Valère Staraselski a reçu pour son roman Le Parlement des cigognes le prix Littérature 2018 de la Ligue internationale contre le racisme et l’antisémitisme (Licra). Voici son intervention pour la remise de ce prix qui a eu lieu le dimanche 27 mai à la mairie du 5e arrondissement de Paris.

C’est bien la première fois de ma vie d’écrivain que je reçois un prix. Vous comprendrez que j’en conçoive encore de l’étonnement en même temps qu’une fierté certaine ou disons plus exactement une certaine réassurance – comme on dit en psychanalyse – pour mon travail d’écrivain.
Fierté aussi, j’y reviens, car cette distinction n’appartient pas à la catégorie des prix industriels, commerciaux – il en faut, économiquement parlant – mais à la catégorie des prix que je qualifie de citoyen ou militant. Oui, je dis bien militant, comme l’Eglise militante opposée à l’Eglise triomphante.
Disant cela, j’ai bien conscience que l’on peut penser, en voici un qui aplatit la part artistique sous le sujet. Il n’en est rien. Car un roman n’est pas, ne peut pas être ni un tract ni un manifeste et qu’un écrivain véritable sait qu’il écrit toujours un peu en vain car, ainsi que le disait très justement Michel Foucault dans Les mots et les choses : "On a beau dire ce que l’on voit, ce que l’on voit ne loge jamais dans ce qu’on dit".
En art comme en politique, il n’y a jamais de lutte finale, c’est Sisyphe contre Prométhée.
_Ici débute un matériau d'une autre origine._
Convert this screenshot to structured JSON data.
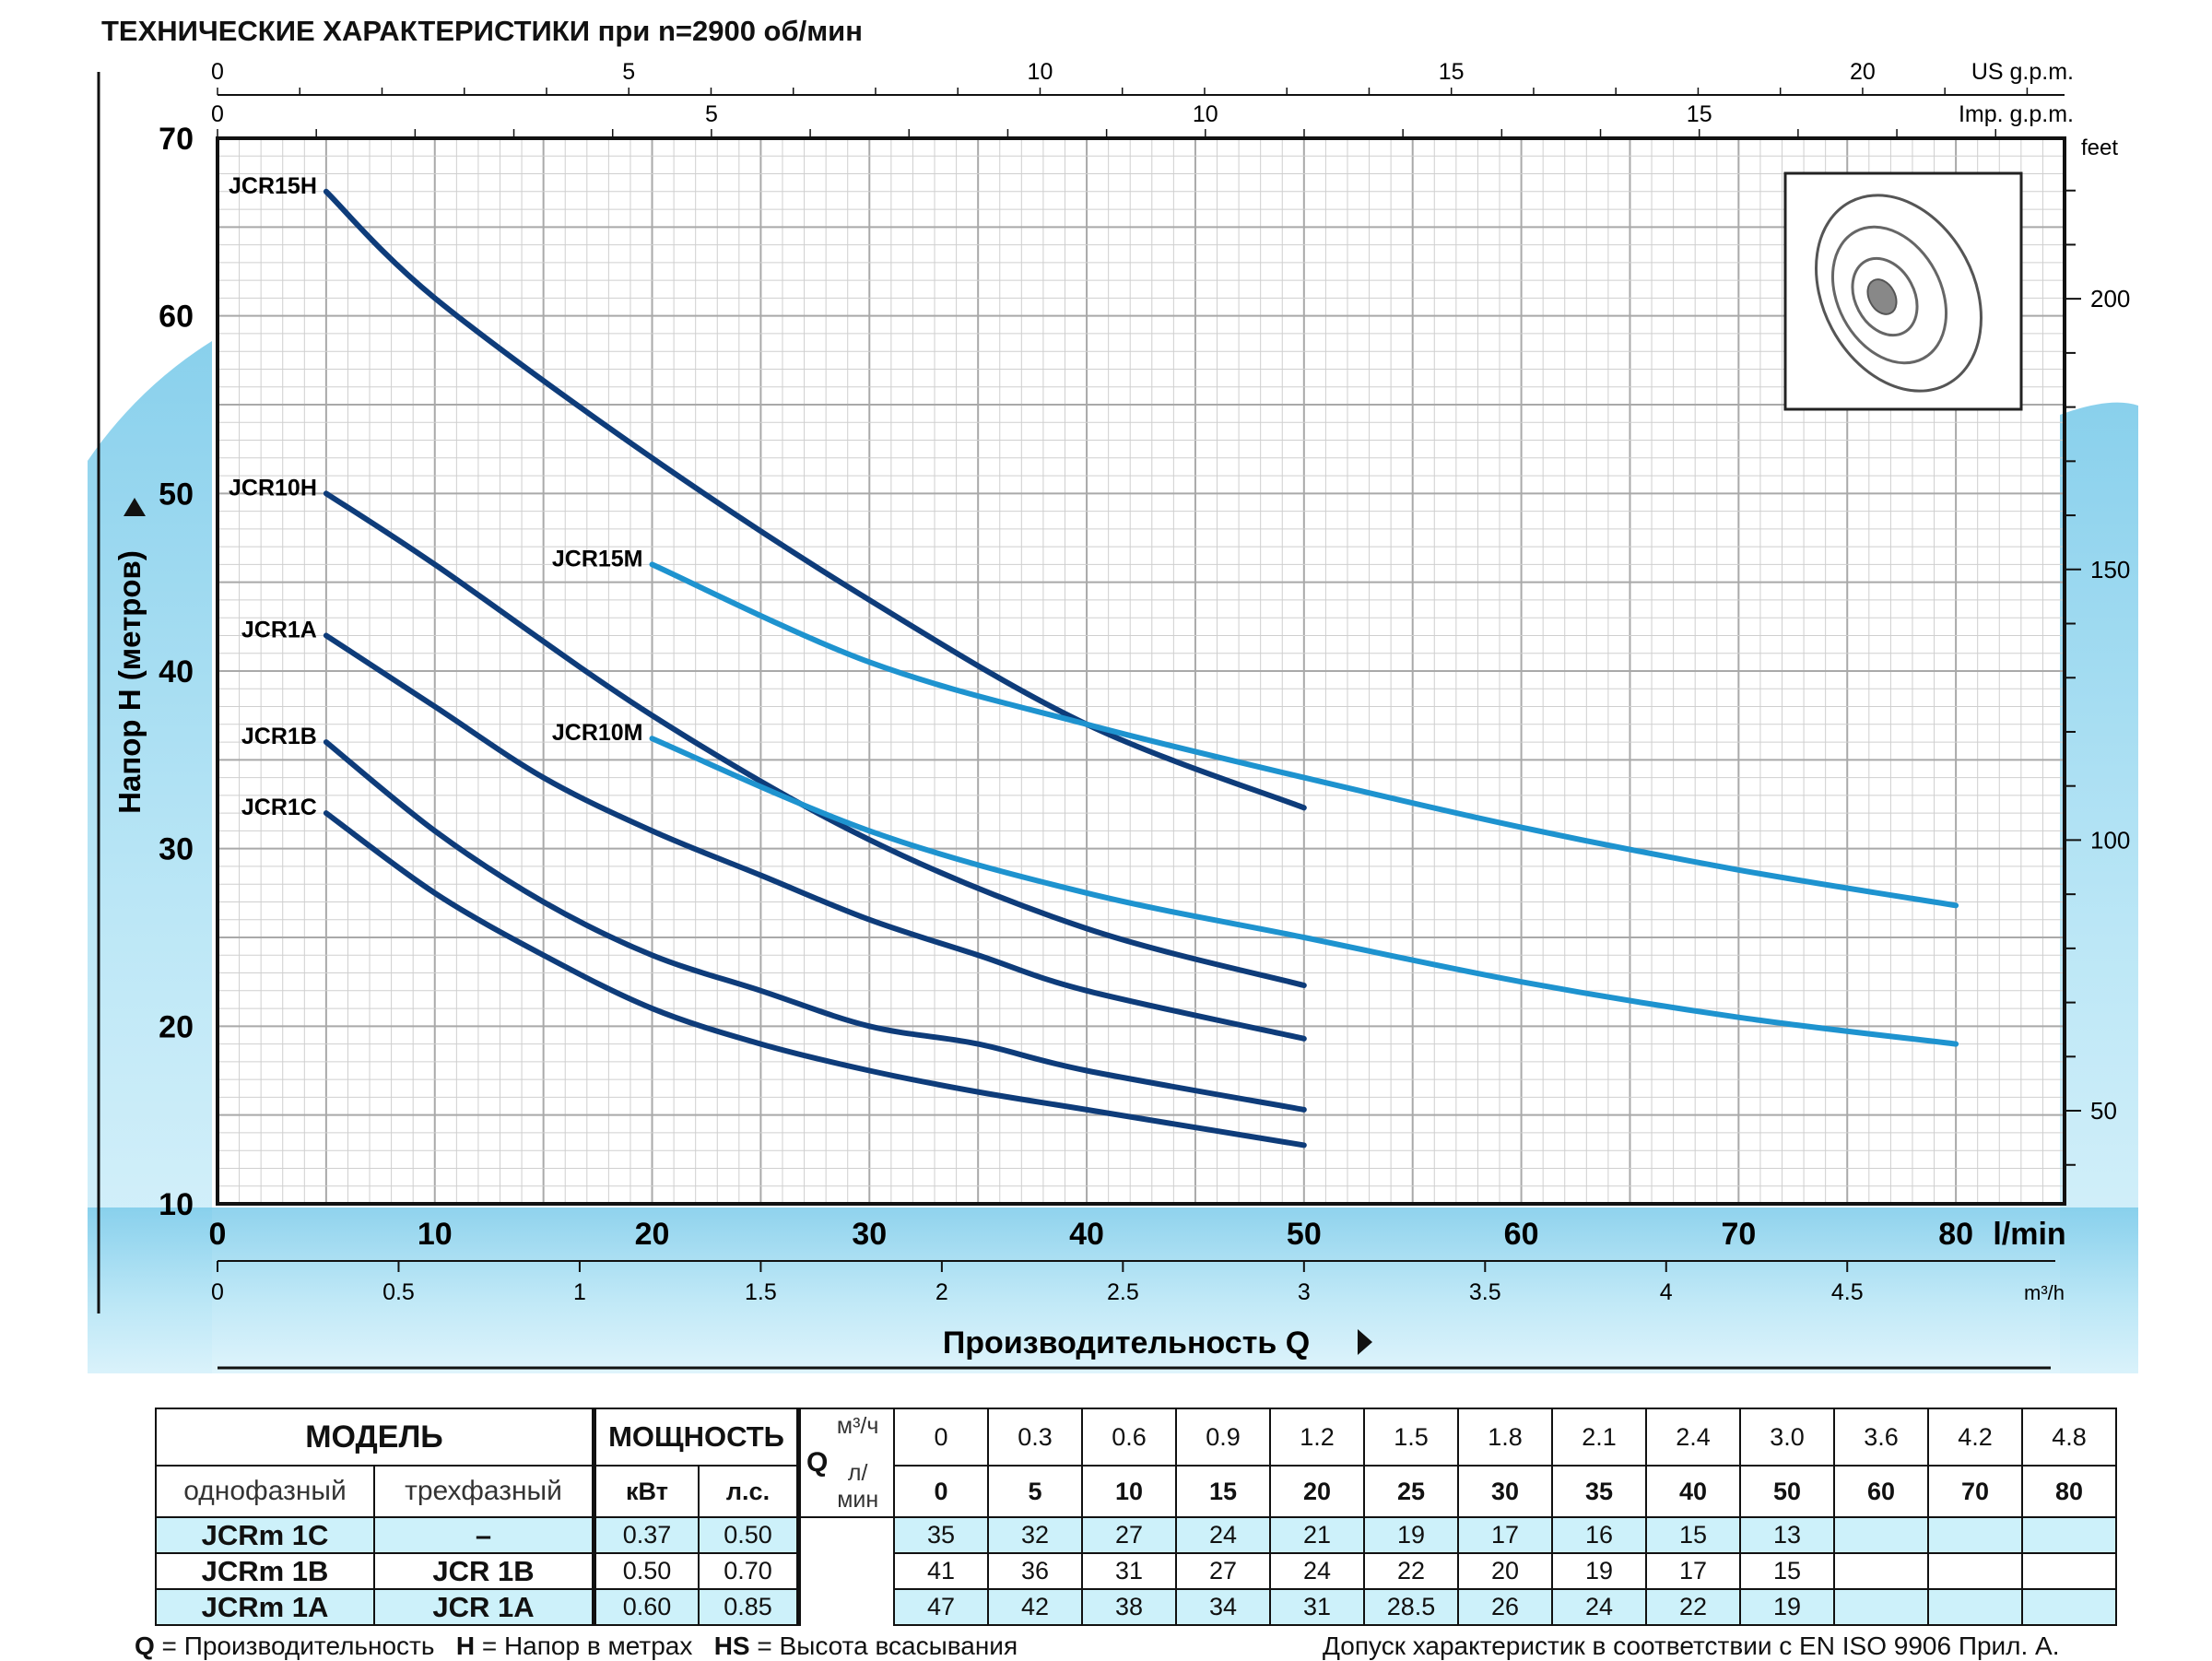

La Licra a une histoire (que j’ai pour partie réellement découvert dansle livre de messieurs Allali et Musicant - Les combats de la Licra - paru l’an dernier, la Licra a des objectifs clairement définis et des pratiques militantes, oui militantes, prenant corps ici et maintenant, et qui participent à la vie de notre démocratie, à l’existence même de notre démocratie.

A ce propos, précisons qu’il en va des militants comme des citoyens, je veux dire en matière de prise de parti. Intellectuel ou écrivain n’est pas un antidote à la barbarie ! On le voit aujourd’hui ! Pour ma part, j’ai encore en mémoire l’adresse de Louis Aragon en novembre 1933 intitulée "A Louis Ferdinand Céline, loin des foules" : Le grand problème pour vous, Louis Ferdinand Céline, sera quoi que vous en croyiez de sortir de l’agnosticisme. Par quelle porte le ferez-vous ? On ne peut le dire, et j’espère que cela ne sera pas celle deMaurice Barrès et du nationalisme, malgré vos petites idées sur Israël.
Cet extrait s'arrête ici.